Roger Lewentz, interior minister for Rhineland-Palatinate, told local media up to 60 people were believed to be missing. More than 600 were injured.
The government has said it is working to set up a special aid fund, with the cost of damage expected to reach several billion euros (dollars).
Chancellor Angela Merkel vowed to provide "short and long-term support from the government" to stricken municipalities and promised to visit the region in the coming days.
Focus on climate change
The devastating floods have put climate change back at the centre of Germany's election campaign ahead of a September 26 poll marking the end of Merkel's 16 years in power.
Dutch Prime Minister Mark Rutte said the storms that lashed Europe were "without doubt" the result of climate change while Steinmeier, the German president, urged a more "determined" battle against global warming in light of the disaster.

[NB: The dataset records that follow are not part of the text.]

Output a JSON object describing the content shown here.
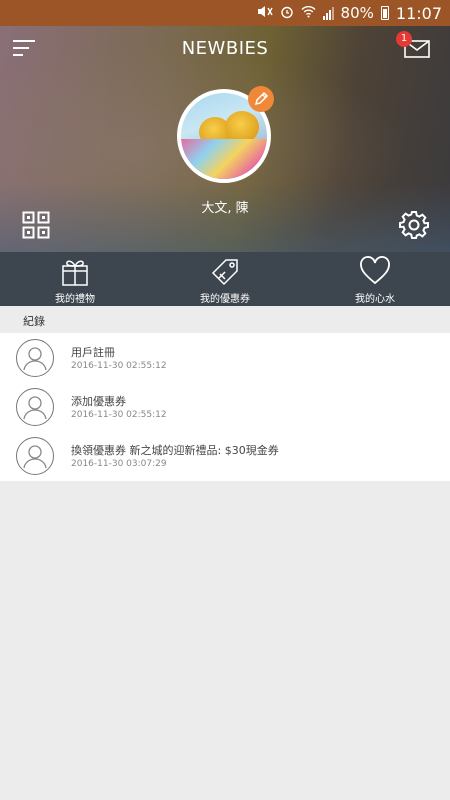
{
  "status_bar": {
    "battery": "80%",
    "time": "11:07",
    "icons": [
      "mute-icon",
      "alarm-icon",
      "wifi-icon",
      "signal-icon",
      "battery-icon"
    ]
  },
  "header": {
    "title": "NEWBIES",
    "mail_badge": "1",
    "user_name": "大文, 陳"
  },
  "tabs": [
    {
      "label": "我的禮物",
      "icon": "gift-icon"
    },
    {
      "label": "我的優惠券",
      "icon": "coupon-icon"
    },
    {
      "label": "我的心水",
      "icon": "heart-icon"
    }
  ],
  "records": {
    "heading": "紀錄",
    "items": [
      {
        "title": "用戶註冊",
        "time": "2016-11-30 02:55:12"
      },
      {
        "title": "添加優惠券",
        "time": "2016-11-30 02:55:12"
      },
      {
        "title": "換領優惠券 新之城的迎新禮品: $30現金券",
        "time": "2016-11-30 03:07:29"
      }
    ]
  },
  "colors": {
    "status_bar": "#9b5526",
    "tab_bar": "#3d464f",
    "edit_badge": "#f0883a",
    "mail_badge": "#e53935"
  }
}
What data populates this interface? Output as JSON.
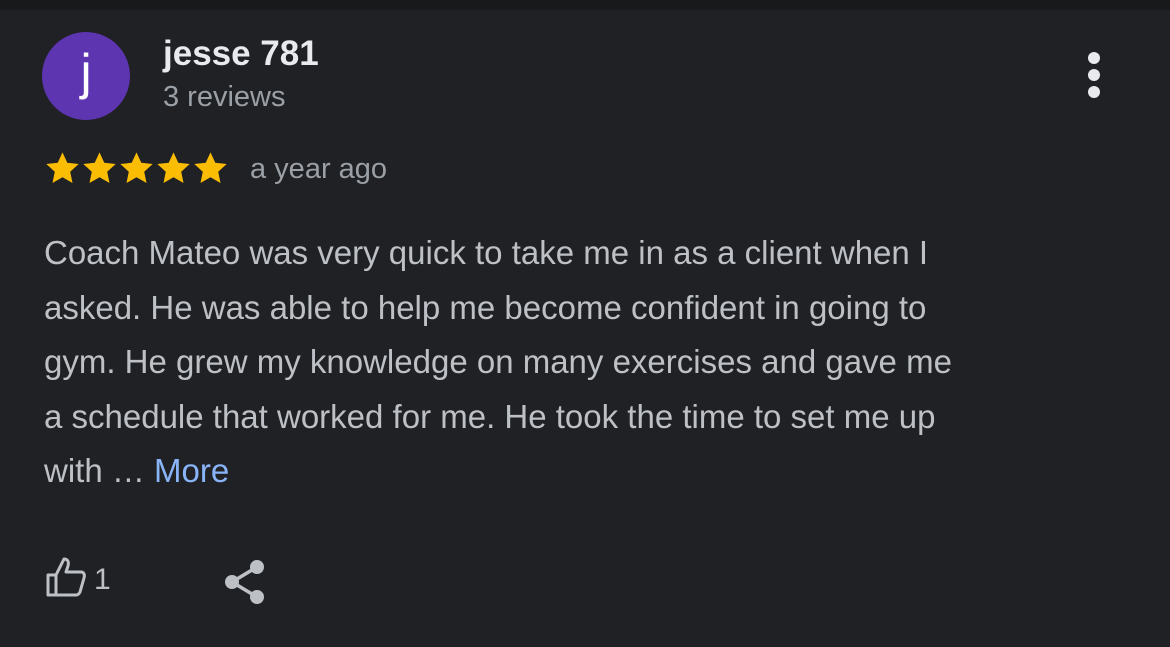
{
  "review": {
    "avatar_letter": "j",
    "avatar_color": "#5e35b1",
    "author_name": "jesse 781",
    "author_reviews": "3 reviews",
    "rating": 5,
    "rating_max": 5,
    "star_color": "#fbbc04",
    "time_ago": "a year ago",
    "text_lines": [
      "Coach Mateo was very quick to take me in as a client when I",
      "asked. He was able to help me become confident in going to",
      "gym. He grew my knowledge on many exercises and gave me",
      "a schedule that worked for me. He took the time to set me up",
      "with … "
    ],
    "more_label": "More",
    "like_count": "1",
    "menu_icon": "more-vert-icon",
    "like_icon": "thumb-up-icon",
    "share_icon": "share-icon"
  }
}
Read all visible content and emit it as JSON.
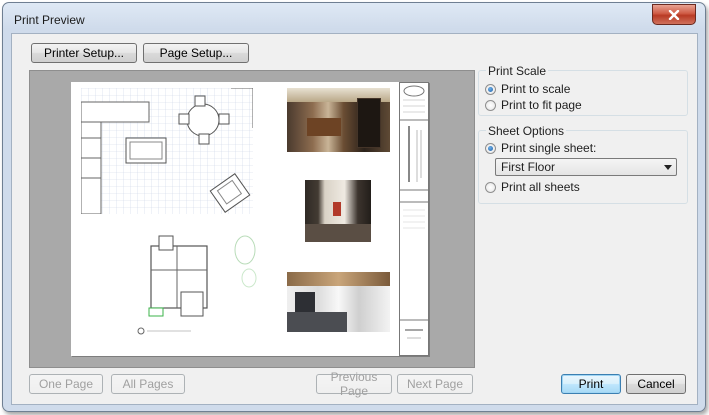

Armin Laschet from Merkel's Christian Democratic Union, the frontrunner to succeed the veteran chancellor, spoke of "a disaster of historic proportions".
News magazine Der Spiegel said the floods would put a spotlight on the candidates' response to climate change.
"There will be affirmations in the coming days that it's not an issue for the campaign but of course it is," it said.
"People want to know how politicians will lead them through something like this."
German reinsurance giant Munich Re said nations would have to expect rising "frequency and intensity" of natural disasters due to climate change, calling for preventive action "which, in the final analysis, will be less costly".